Ter terechtzitting heeft [verdachte] verklaard dat hij ook een aanhangwagen ter beschikking heeft gesteld aan de mensen in de cocaïnewasserij. Verder heeft [verdachte] verklaard dat hij met de huurder van de schuur in contact kwam vanaf mei/juni 2023 en dat hij geen onderzoek naar de huurder heeft gedaan.
Telefoon- en Whatsappgesprekken
De telefoon van [medeverdachte 10] is inbeslaggenomen en onderzocht. Op die telefoon zijn Whatsappgesprekken aangetroffen tussen [medeverdachte 10] en [verdachte] . Uit deze gesprekken is onder meer gebleken dat [medeverdachte 10] de schuur in juli 2023 in overleg met [verdachte] aan het opruimen was en dat zij voor de dochters van [medeverdachte 10] probeerden te verhullen waar het ontvangen geld voor de huur vandaan kwam. [verdachte] gaf [medeverdachte 10] ook instructies dat hij zijn dochters (de zussen van [verdachte] ) niet in de schuur mocht laten kijken.
Daarnaast stond er een applicatie op de telefoon van [medeverdachte 10] die telefoongesprekken opnam. In die telefoongesprekken werd onder meer het volgende besproken (voor een volledig overzicht van de gesprekken wordt verwezen naar de bewijsmiddelenbijlage).
In de periode juni tot en met augustus 2023 werden er telefoongesprekken gevoerd tussen [medeverdachte 10] en [verdachte] over (onder meer) het opruimen van de schuur en dat de deur dicht moest blijven.

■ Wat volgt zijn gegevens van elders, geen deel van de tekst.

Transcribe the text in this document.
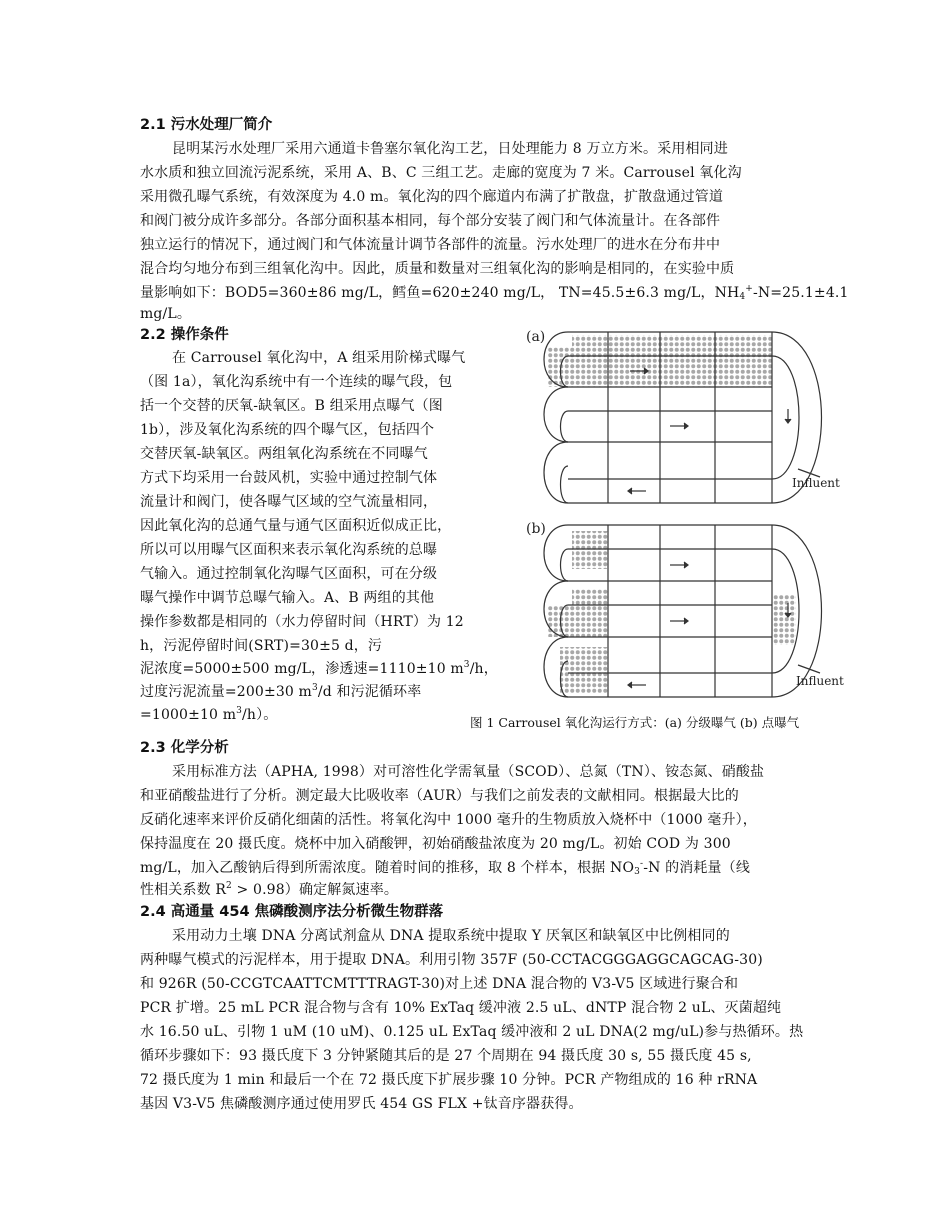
2.1 污水处理厂简介
昆明某污水处理厂采用六通道卡鲁塞尔氧化沟工艺，日处理能力 8 万立方米。采用相同进
水水质和独立回流污泥系统，采用 A、B、C 三组工艺。走廊的宽度为 7 米。Carrousel 氧化沟
采用微孔曝气系统，有效深度为 4.0 m。氧化沟的四个廊道内布满了扩散盘，扩散盘通过管道
和阀门被分成许多部分。各部分面积基本相同，每个部分安装了阀门和气体流量计。在各部件
独立运行的情况下，通过阀门和气体流量计调节各部件的流量。污水处理厂的进水在分布井中
混合均匀地分布到三组氧化沟中。因此，质量和数量对三组氧化沟的影响是相同的，在实验中质
量影响如下：BOD5=360±86 mg/L，鳕鱼=620±240 mg/L， TN=45.5±6.3 mg/L，$NH_4^+-N=25.1\pm 4.1$
mg/L。
2.2 操作条件
在 Carrousel 氧化沟中，A 组采用阶梯式曝气
（图 1a），氧化沟系统中有一个连续的曝气段，包
括一个交替的厌氧-缺氧区。B 组采用点曝气（图
1b），涉及氧化沟系统的四个曝气区，包括四个
交替厌氧-缺氧区。两组氧化沟系统在不同曝气
方式下均采用一台鼓风机，实验中通过控制气体
流量计和阀门，使各曝气区域的空气流量相同，
因此氧化沟的总通气量与通气区面积近似成正比，
所以可以用曝气区面积来表示氧化沟系统的总曝
气输入。通过控制氧化沟曝气区面积，可在分级
曝气操作中调节总曝气输入。A、B 两组的其他
操作参数都是相同的（水力停留时间（HRT）为 12
h，污泥停留时间(SRT)=30±5 d，污
泥浓度=5000±500 mg/L，渗透速=1110±10 $m^3/h$，
过度污泥流量=200±30 $m^3/d$ 和污泥循环率
=1000±10 $m^3/h$）。
(a)
Influent
(b)
Influent
图 1 Carrousel 氧化沟运行方式：(a) 分级曝气 (b) 点曝气
2.3 化学分析
采用标准方法（APHA, 1998）对可溶性化学需氧量（SCOD）、总氮（TN）、铵态氮、硝酸盐
和亚硝酸盐进行了分析。测定最大比吸收率（AUR）与我们之前发表的文献相同。根据最大比的
反硝化速率来评价反硝化细菌的活性。将氧化沟中 1000 毫升的生物质放入烧杯中（1000 毫升），
保持温度在 20 摄氏度。烧杯中加入硝酸钾，初始硝酸盐浓度为 20 mg/L。初始 COD 为 300
mg/L，加入乙酸钠后得到所需浓度。随着时间的推移，取 8 个样本，根据 $NO_3^--N$ 的消耗量（线
性相关系数 $R^2 > 0.98$）确定解氮速率。
2.4 高通量 454 焦磷酸测序法分析微生物群落
采用动力土壤 DNA 分离试剂盒从 DNA 提取系统中提取 Y 厌氧区和缺氧区中比例相同的
两种曝气模式的污泥样本，用于提取 DNA。利用引物 357F (50-CCTACGGGAGGCAGCAG-30)
和 926R (50-CCGTCAATTCMTTTRAGT-30)对上述 DNA 混合物的 V3-V5 区域进行聚合和
PCR 扩增。25 mL PCR 混合物与含有 10% ExTaq 缓冲液 2.5 uL、dNTP 混合物 2 uL、灭菌超纯
水 16.50 uL、引物 1 uM (10 uM)、0.125 uL ExTaq 缓冲液和 2 uL DNA(2 mg/uL)参与热循环。热
循环步骤如下：93 摄氏度下 3 分钟紧随其后的是 27 个周期在 94 摄氏度 30 s, 55 摄氏度 45 s,
72 摄氏度为 1 min 和最后一个在 72 摄氏度下扩展步骤 10 分钟。PCR 产物组成的 16 种 rRNA
基因 V3-V5 焦磷酸测序通过使用罗氏 454 GS FLX +钛音序器获得。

Op 28 augustus 2023 liet [verdachte] aan [medeverdachte 10] weten dat hij de volgende dag om half 9 “die jongens” moest ophalen, “dat ze daar wel aan de gang moeten kunnen” en “dat de schuur nog niet schoon is”. Daarop antwoordde [medeverdachte 10] dat hij de schuur zou schoonmaken.

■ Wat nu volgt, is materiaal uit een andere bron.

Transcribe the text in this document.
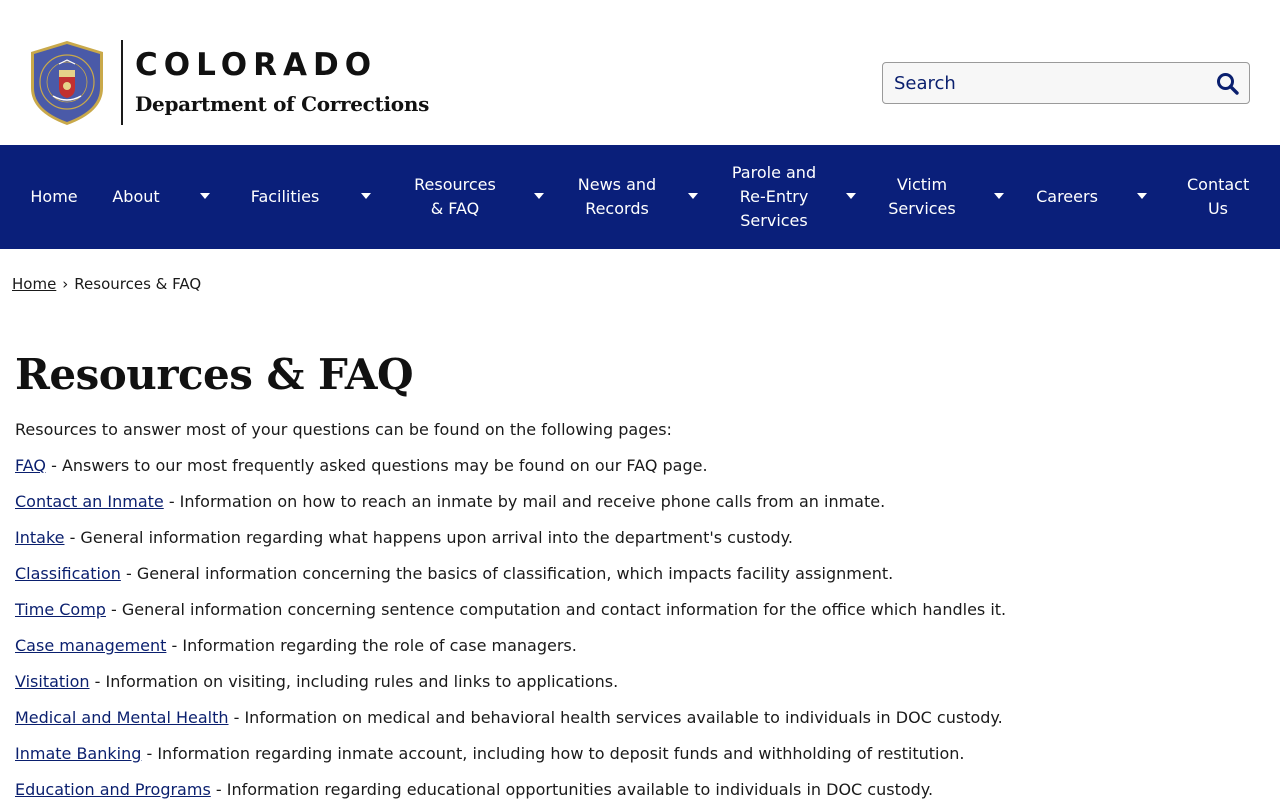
COLORADO
Department of Corrections
Search
Home About	Facilities
Resources & FAQ
News and Records
Parole and Re-Entry Services
Victim Services
Careers
Contact Us
Home › Resources & FAQ
Resources & FAQ

Resources to answer most of your questions can be found on the following pages:

FAQ - Answers to our most frequently asked questions may be found on our FAQ page.
Contact an Inmate - Information on how to reach an inmate by mail and receive phone calls from an inmate.
Intake - General information regarding what happens upon arrival into the department's custody.
Classification - General information concerning the basics of classification, which impacts facility assignment.
Time Comp - General information concerning sentence computation and contact information for the office which handles it.
Case management - Information regarding the role of case managers.
Visitation - Information on visiting, including rules and links to applications.
Medical and Mental Health - Information on medical and behavioral health services available to individuals in DOC custody.
Inmate Banking - Information regarding inmate account, including how to deposit funds and withholding of restitution.
Education and Programs - Information regarding educational opportunities available to individuals in DOC custody.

Op 5 november 2023 vroeg [medeverdachte 10] aan [verdachte] “Dan klapt dat ook niet met die huur hè?”, waarop [verdachte] antwoordde dat hij dat “met hem besproken heeft van de week”, dat hij het wel regelt en dat [medeverdachte 10] zich daar niet druk om hoeft te maken.
Op 11 november 2023 vroeg [verdachte] aan [medeverdachte 10] of hij nog een grote pan heeft voor “die gasten” en dat hij die pan dan even kwijt is, waarop [medeverdachte 10] bevestigend antwoordde.
Op 23 november 2023 vroeg [medeverdachte 10] aan [verdachte] of “hij nog even naar de jongens toe zal gaan”, waarop [verdachte] antwoordde dat “hij helemaal nergens heen moet” en er niks aan moet doen.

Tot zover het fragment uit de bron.